Krokers RAM: Eine dreistellige Milliarden-Bewertung der Telekom wäre kein Selbstzweck!

Mein Rant am Morgen: Im weltweiten Konkurrenzkampf ist ein hoher Börsenwert, wie ihn Telekom-CEO Tim Höttges anstrebt, kein Mittel zum Selbstzweck: Sondern er ermöglicht es etwa, eigene Aktien als Währung bei Übernahmen einzusetzen – wie es die US-Rivalen immer wieder vorexerzieren.

Wie ich gestern exklusiv berichtet habe, peilt die Deutsche Telekom auf absehbare Zeit eine Börsenkapitalisierung im dreistelligen Milliardenbereich an. „Die Schwelle von 100 Milliarden Euro adressieren wir, wenn der US-Deal mit Sprint durchkommt“, so Telekom-Vorstandschef Tim Höttges in der vergangenen Woche am Rande der Konferenz Digital X in Köln gegenüber der WirtschaftsWoche.
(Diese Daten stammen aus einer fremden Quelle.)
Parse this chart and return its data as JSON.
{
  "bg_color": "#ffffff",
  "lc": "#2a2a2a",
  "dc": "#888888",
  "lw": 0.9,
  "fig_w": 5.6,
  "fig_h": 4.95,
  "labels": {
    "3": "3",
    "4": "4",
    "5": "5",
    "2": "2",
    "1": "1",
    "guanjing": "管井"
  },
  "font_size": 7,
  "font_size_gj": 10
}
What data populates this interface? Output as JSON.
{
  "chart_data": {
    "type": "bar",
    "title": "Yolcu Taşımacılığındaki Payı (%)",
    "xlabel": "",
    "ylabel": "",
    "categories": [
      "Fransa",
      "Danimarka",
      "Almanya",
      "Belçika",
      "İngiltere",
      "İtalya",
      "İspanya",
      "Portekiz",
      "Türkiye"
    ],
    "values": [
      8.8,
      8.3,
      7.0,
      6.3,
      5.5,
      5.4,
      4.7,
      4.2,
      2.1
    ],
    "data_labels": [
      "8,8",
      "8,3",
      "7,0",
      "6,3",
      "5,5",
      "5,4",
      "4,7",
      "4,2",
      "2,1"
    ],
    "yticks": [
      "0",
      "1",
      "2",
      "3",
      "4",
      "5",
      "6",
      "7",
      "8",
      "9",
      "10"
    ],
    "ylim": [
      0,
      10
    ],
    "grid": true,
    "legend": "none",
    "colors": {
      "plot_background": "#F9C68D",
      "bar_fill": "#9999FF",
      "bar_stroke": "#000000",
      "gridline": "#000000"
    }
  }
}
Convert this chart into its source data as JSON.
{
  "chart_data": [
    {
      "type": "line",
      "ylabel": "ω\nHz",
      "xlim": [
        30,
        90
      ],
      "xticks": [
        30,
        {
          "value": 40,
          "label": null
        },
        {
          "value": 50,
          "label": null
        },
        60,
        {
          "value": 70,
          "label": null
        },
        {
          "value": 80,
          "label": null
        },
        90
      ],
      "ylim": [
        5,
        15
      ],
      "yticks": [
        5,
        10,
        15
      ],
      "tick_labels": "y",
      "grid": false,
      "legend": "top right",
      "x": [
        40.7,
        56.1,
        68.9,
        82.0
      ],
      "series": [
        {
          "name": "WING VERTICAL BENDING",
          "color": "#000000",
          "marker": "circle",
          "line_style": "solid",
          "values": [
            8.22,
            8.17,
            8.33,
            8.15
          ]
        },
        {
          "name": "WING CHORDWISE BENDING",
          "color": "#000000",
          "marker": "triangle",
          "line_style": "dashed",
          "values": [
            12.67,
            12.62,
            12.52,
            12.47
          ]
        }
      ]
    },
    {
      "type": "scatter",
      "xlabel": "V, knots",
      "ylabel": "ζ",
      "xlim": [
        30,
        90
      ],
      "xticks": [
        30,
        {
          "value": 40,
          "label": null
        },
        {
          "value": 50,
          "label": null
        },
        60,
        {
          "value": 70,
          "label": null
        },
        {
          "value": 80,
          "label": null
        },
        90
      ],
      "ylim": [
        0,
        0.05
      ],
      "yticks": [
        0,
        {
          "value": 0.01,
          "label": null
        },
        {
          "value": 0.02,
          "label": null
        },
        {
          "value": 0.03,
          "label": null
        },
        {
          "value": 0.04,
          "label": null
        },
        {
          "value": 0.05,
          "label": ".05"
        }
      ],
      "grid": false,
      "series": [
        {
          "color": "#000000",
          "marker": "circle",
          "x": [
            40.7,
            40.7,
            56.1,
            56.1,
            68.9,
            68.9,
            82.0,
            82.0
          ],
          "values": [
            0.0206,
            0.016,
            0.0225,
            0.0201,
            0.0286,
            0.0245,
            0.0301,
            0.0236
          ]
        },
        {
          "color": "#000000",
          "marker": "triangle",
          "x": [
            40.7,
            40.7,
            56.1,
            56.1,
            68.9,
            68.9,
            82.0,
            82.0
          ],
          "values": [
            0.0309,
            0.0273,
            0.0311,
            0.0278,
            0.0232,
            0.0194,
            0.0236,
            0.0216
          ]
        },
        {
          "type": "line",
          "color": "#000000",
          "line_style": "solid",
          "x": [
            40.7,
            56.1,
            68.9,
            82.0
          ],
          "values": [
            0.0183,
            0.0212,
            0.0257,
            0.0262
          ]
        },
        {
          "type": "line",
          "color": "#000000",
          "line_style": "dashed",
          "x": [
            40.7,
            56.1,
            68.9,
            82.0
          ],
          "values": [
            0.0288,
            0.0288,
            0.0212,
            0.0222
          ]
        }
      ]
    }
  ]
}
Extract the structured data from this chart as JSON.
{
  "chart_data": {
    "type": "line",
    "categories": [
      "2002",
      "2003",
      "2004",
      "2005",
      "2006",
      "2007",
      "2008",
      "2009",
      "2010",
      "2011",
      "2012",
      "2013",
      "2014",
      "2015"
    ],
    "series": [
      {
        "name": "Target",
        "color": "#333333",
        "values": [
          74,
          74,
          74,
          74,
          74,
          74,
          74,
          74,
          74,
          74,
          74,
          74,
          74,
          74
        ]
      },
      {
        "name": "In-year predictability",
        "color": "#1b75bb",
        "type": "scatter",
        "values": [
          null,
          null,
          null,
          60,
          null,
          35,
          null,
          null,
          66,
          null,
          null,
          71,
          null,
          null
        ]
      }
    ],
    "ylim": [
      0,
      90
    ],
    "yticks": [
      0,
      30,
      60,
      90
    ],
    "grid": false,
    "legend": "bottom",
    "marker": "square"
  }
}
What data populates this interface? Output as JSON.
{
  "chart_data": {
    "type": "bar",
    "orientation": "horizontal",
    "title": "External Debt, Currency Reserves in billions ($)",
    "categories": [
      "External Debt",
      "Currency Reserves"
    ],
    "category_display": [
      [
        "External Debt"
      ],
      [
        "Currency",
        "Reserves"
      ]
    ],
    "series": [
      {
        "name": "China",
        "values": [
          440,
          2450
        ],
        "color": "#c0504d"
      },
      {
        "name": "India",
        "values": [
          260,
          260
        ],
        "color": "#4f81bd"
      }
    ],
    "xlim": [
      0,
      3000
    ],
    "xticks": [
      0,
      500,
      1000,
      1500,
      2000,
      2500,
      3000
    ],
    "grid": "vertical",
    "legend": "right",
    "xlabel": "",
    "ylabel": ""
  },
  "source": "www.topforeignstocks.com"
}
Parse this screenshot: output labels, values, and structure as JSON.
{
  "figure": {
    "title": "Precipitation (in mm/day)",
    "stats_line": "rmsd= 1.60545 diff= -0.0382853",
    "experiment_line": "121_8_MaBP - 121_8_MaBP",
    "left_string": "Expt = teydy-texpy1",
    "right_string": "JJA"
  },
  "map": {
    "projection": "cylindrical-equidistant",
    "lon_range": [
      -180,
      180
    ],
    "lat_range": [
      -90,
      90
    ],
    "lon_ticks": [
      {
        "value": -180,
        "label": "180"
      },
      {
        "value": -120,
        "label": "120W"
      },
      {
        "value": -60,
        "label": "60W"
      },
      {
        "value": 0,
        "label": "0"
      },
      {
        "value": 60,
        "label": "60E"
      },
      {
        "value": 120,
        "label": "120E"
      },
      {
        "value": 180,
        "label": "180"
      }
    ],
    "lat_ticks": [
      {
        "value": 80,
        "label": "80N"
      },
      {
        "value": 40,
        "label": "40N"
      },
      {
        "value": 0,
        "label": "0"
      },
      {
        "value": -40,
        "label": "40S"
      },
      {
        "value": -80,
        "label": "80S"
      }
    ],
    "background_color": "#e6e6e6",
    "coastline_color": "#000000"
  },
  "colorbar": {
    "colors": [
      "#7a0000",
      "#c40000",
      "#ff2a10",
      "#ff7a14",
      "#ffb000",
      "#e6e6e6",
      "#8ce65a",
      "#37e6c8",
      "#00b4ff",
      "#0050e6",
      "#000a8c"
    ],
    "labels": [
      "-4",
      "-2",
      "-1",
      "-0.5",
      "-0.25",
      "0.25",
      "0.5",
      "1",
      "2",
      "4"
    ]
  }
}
Aktuell sind die Bonner an der Börse rund 75 Milliarden Euro wert – und damit immerhin der am höchsten bewertete Telekommunikationskonzern in Europa. Dennoch hatte Höttges die Telekom auf seiner Konferenz-Keynote zuvor als „Einäugigen unter den Blinden“ bezeichnet: Allein die fünf Tech-Riesen Apple, Alphabet, Amazon, Facebook und Microsoft kämen zusammen auf rund vier Billionen Euro. „Ihr Magenta-Riese ist im globalen Wettbewerb ein Zwerg“, sagte Höttges in seiner Rede.

Und auch die direkten US-Rivalen Verizon (Börsenwert 220 Milliarden Euro) und AT&T (254 Milliarden Euro) lägen bei einem Mehrfachen der Telekom. „Wir brauchen daher auch in Europa Telcos mit einer Marktkapitalisierung von 250 Milliarden Dollar und entsprechenden Muskeln im Wettbewerb“, so Höttges in seiner Rede weiter.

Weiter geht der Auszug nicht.